У всех вырвался вздох облегчения – у всех, кроме Помпея, сохранявшего невозмутимый вид. (Он притворялся: нашим правителям всегда было свойственно изображать из себя мудрых и важных мужей, хотя они таковыми и не являлись.) Цицерон даже осмелился воскликнуть:
– Слава богам! По крайней мере, Рим не подвергается опасности.

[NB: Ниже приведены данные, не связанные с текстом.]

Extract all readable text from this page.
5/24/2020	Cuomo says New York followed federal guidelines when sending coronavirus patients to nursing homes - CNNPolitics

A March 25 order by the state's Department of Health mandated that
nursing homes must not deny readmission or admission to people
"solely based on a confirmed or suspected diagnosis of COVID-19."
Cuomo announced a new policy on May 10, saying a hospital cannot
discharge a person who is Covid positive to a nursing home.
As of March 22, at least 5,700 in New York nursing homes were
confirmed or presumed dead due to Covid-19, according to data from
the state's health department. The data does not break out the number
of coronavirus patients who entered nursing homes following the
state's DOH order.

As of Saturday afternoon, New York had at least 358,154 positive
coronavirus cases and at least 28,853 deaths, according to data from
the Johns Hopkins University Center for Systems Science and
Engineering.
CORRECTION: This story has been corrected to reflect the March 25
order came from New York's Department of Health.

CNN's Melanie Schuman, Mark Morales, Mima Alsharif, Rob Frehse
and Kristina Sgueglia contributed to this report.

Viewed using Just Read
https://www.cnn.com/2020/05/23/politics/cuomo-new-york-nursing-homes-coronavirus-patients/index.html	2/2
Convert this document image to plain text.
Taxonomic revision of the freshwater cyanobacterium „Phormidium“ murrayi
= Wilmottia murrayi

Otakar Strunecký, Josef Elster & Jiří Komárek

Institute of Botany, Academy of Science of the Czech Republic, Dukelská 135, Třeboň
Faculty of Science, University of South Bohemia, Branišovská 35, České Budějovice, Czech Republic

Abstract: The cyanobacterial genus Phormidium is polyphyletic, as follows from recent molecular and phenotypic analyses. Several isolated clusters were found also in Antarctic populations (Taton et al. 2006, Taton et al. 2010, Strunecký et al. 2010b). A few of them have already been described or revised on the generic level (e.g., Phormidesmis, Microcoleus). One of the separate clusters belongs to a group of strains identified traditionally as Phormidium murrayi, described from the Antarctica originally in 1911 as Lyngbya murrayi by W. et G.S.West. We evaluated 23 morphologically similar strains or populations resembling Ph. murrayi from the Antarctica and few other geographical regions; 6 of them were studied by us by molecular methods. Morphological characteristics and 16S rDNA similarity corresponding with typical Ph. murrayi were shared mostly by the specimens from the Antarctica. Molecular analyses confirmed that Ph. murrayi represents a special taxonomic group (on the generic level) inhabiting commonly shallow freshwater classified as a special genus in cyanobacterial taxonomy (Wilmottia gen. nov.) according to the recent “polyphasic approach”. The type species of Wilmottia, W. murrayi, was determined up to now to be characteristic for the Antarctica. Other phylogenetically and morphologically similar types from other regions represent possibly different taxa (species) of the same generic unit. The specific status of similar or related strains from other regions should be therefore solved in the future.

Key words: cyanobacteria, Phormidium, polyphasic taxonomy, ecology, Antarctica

– Нет, опасность неизбежна, – ответил ему я, – потому что они знают нашу географию; в этом состоит плохая новость. Им известно, что Рим – самый густонаселенный город во всем мире, и, следовательно, он – их главная цель. Они будут двигаться на запад по африканскому побережью, пока не достигнут Геркулесовых столпов, а там найдут способ преодолеть пролив между Мавретанией и Испанией. После этого им останется только повторить маршрут Ганнибала, преодолеть Пиренеи и Альпы для них не составит большого труда, и они окажутся в Италии.
Я замолчал, потому что объяснять дальнейшее развитие событий смысла не было.
Цицерон вскочил на ноги и обратился к Помпею:
– Вызови Красса в Рим без промедления! Пусть он оставит свои абсурдные планы захвата Парфии и возвращается сюда со своими легионами! И пусть Цезарь тоже вернется из Галлии со своими войсками! Создайте самую мощную армию, какой еще никогда не существовало в мире, для защиты Рима и рода человеческого! – И под конец речи он взмолился: – Помпей, мой верный старый друг, послушай моего совета.
Помпей обратил на моего отца взгляд своих полуприкрытых глаз и наконец открыл свой крошечный ротик.
– Куда девалась знаменитая невозмутимость великого Цицерона? – спросил он, а потом повернулся ко мне и сказал: – Дорогой Марк Туллий, есть одна деталь, которая от меня ускользает. Если тектоники явились из подземного мира, откуда им известны все подробности земной географии?
Я не сразу собрался с силами ответить на его вопрос, потому что мне было больно произносить эти слова.
– Они тектоникам известны, – ответил я, – потому что я не выдержал пыток и все им рассказал.
Наше положение казалось мне таким серьезным, что скрывать свои проступки я не мог. Да будет тебе известно, о Прозерпина, что среди патрициев было принято считать, будто наше высокое положение в обществе делает нас нечувствительными к пыткам. Согласно этому мнению, рабы и плебеи не выносят мучений, потому что они – существа низменные. Если патрицию не полагалось даже плакать, как можно было предположить, что он предаст родину из-за такого пустяка, как боль? Надо отдать должное Помпею: несмотря на его душевную леность, идиотский вид и высокомерие аристократа, он знал, что эти рассуждения – просто чушь и что раскаленное железо причиняет боль любому телу. А тебе известно, дорогая Прозерпина, что пытки тектоников были много хуже раскаленного железа. Помпей не стал заострять внимание на моих словах, будто и не расслышал, и спросил:
– Скажи нам, Марк, ты можешь гарантировать, что армия тектоников будет двигаться именно таким путем?